Egress control is off by default. Turn it on alongside vibeD's own sandbox NetworkPolicy:

runtime:
sandboxNetworkPolicy: Unmanaged # vibeD owns the policy
networkPolicy:
enabled: true # the locked-down sandbox policy
egressControl:
enabled: true
systemHosts: # always reachable (don't lock yourself out of the source store)
- s3.us-east-1.amazonaws.com

This deploys the Squid proxy + vibed-egress-authz, rewrites the sandbox NetworkPolicy to proxy-only egress, and injects the proxy env into sandboxes.

Source store

With egress control on, the agent pulls source through the proxy too — so your storage.tarball.s3 endpoint host must be in egressControl.systemHosts, or source injection will be denied.

Non-HTTP egress

The proxy speaks HTTP/HTTPS (CONNECT) only, and the NetworkPolicy blocks everything else — so a sandbox can't open arbitrary raw TCP/UDP connections at all.
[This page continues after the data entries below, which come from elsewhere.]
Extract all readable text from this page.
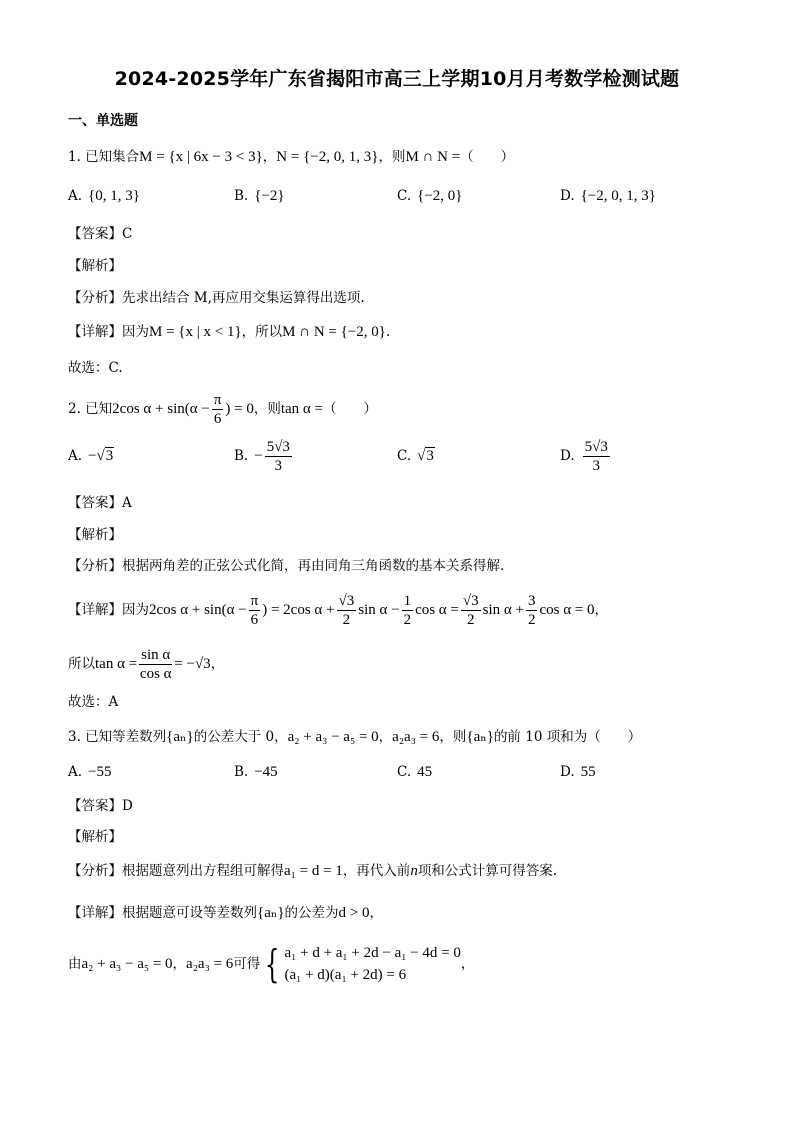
2024-2025学年广东省揭阳市高三上学期10月月考数学检测试题
一、单选题
1. 已知集合M = {x | 6x − 3 < 3}，N = {−2, 0, 1, 3}，则M ∩ N =（　　）
A. {0, 1, 3}	B. {−2}	C. {−2, 0}	D. {−2, 0, 1, 3}
【答案】C
【解析】
【分析】先求出结合 M,再应用交集运算得出选项.
【详解】因为M = {x | x < 1}，所以M ∩ N = {−2, 0}.
故选：C.
2. 已知2cos $\alpha + \sin(\alpha - \frac{\pi}{6}$ ) = 0，则tan α =（　　）
A. −√3	B. − $\frac{5√3}{3}$	C. √3	D. $\frac{5√3}{3}$
【答案】A
【解析】
【分析】根据两角差的正弦公式化简，再由同角三角函数的基本关系得解.
【详解】因为2cos $\alpha + \sin(\alpha - \frac{\pi}{6}$ ) = 2cos $\alpha + \frac{√3}{2}$ $\sin \alpha - \frac{1}{2}$ $\cos \alpha = \frac{√3}{2}$ $\sin \alpha + \frac{3}{2}$ cos α = 0，
所以$\tan \alpha = \frac{\text{sin α}}{\text{cos α}} = -√3$，
故选：A
3. 已知等差数列{aₙ}的公差大于 0，a₂ + a₃ − a₅ = 0，a₂a₃ = 6，则{aₙ}的前 10 项和为（　　）
A. −55	B. −45	C. 45	D. 55
【答案】D
【解析】
【分析】根据题意列出方程组可解得a₁ = d = 1，再代入前n项和公式计算可得答案.
【详解】根据题意可设等差数列{aₙ}的公差为d > 0，
由a₂ + a₃ − a₅ = 0，a₂a₃ = 6可得 { a₁ + d + a₁ + 2d − a₁ − 4d = 0
(a₁ + d)(a₁ + 2d) = 6
，
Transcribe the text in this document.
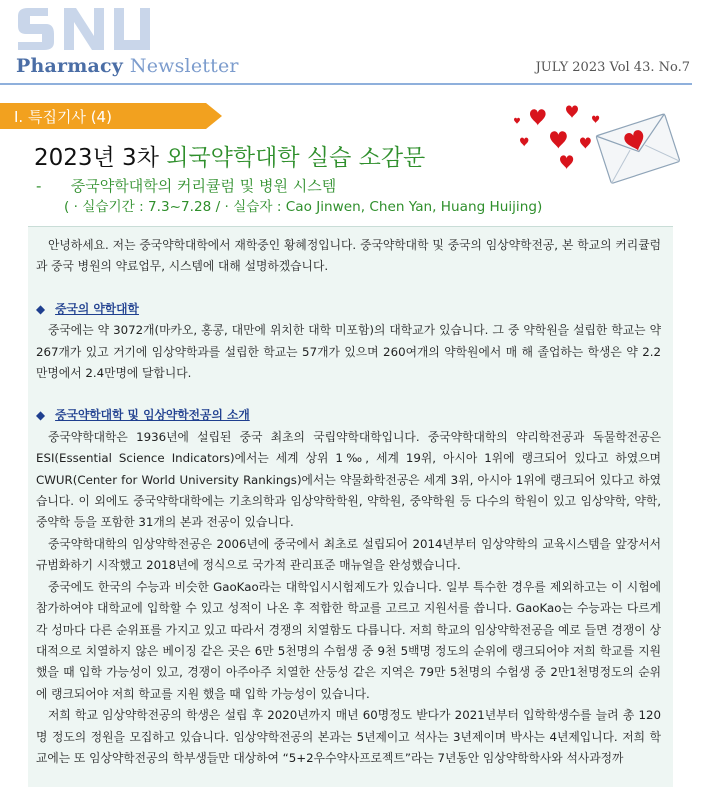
Pharmacy Newsletter	JULY 2023 Vol 43. No.7
I. 특집기사 (4)
2023년 3차 외국약학대학 실습 소감문
- 중국약학대학의 커리큘럼 및 병원 시스템
( · 실습기간 : 7.3~7.28 / · 실습자 : Cao Jinwen, Chen Yan, Huang Huijing)

안녕하세요. 저는 중국약학대학에서 재학중인 황혜정입니다. 중국약학대학 및 중국의 임상약학전공, 본 학교의 커리큘럼과 중국 병원의 약료업무, 시스템에 대해 설명하겠습니다.

◆ 중국의 약학대학

중국에는 약 3072개(마카오, 홍콩, 대만에 위치한 대학 미포함)의 대학교가 있습니다. 그 중 약학원을 설립한 학교는 약 267개가 있고 거기에 임상약학과를 설립한 학교는 57개가 있으며 260여개의 약학원에서 매 해 졸업하는 학생은 약 2.2만명에서 2.4만명에 달합니다.

◆ 중국약학대학 및 임상약학전공의 소개

중국약학대학은 1936년에 설립된 중국 최초의 국립약학대학입니다. 중국약학대학의 약리학전공과 독물학전공은 ESI(Essential Science Indicators)에서는 세계 상위 1‰, 세계 19위, 아시아 1위에 랭크되어 있다고 하였으며 CWUR(Center for World University Rankings)에서는 약물화학전공은 세계 3위, 아시아 1위에 랭크되어 있다고 하였습니다. 이 외에도 중국약학대학에는 기초의학과 임상약학학원, 약학원, 중약학원 등 다수의 학원이 있고 임상약학, 약학, 중약학 등을 포함한 31개의 본과 전공이 있습니다.

중국약학대학의 임상약학전공은 2006년에 중국에서 최초로 설립되어 2014년부터 임상약학의 교육시스템을 앞장서서 규범화하기 시작했고 2018년에 정식으로 국가적 관리표준 매뉴얼을 완성했습니다.

중국에도 한국의 수능과 비슷한 GaoKao라는 대학입시시험제도가 있습니다. 일부 특수한 경우를 제외하고는 이 시험에 참가하여야 대학교에 입학할 수 있고 성적이 나온 후 적합한 학교를 고르고 지원서를 씁니다. GaoKao는 수능과는 다르게 각 성마다 다른 순위표를 가지고 있고 따라서 경쟁의 치열함도 다릅니다. 저희 학교의 임상약학전공을 예로 들면 경쟁이 상대적으로 치열하지 않은 베이징 같은 곳은 6만 5천명의 수험생 중 9천 5백명 정도의 순위에 랭크되어야 저희 학교를 지원했을 때 입학 가능성이 있고, 경쟁이 아주아주 치열한 산둥성 같은 지역은 79만 5천명의 수험생 중 2만1천명정도의 순위에 랭크되어야 저희 학교를 지원 했을 때 입학 가능성이 있습니다.

저희 학교 임상약학전공의 학생은 설립 후 2020년까지 매년 60명정도 받다가 2021년부터 입학학생수를 늘려 총 120명 정도의 정원을 모집하고 있습니다. 임상약학전공의 본과는 5년제이고 석사는 3년제이며 박사는 4년제입니다. 저희 학교에는 또 임상약학전공의 학부생들만 대상하여 “5+2우수약사프로젝트”라는 7년동안 임상약학학사와 석사과정까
That's intentional for web apps; workloads needing other protocols aren't supported under egress control.

Observing denials

vibed-egress-authz logs each denied connection (egress denied src=… host=…), and Squid's access log records allow/deny per request. These feed the deploy/egress audit trail (a later governance milestone).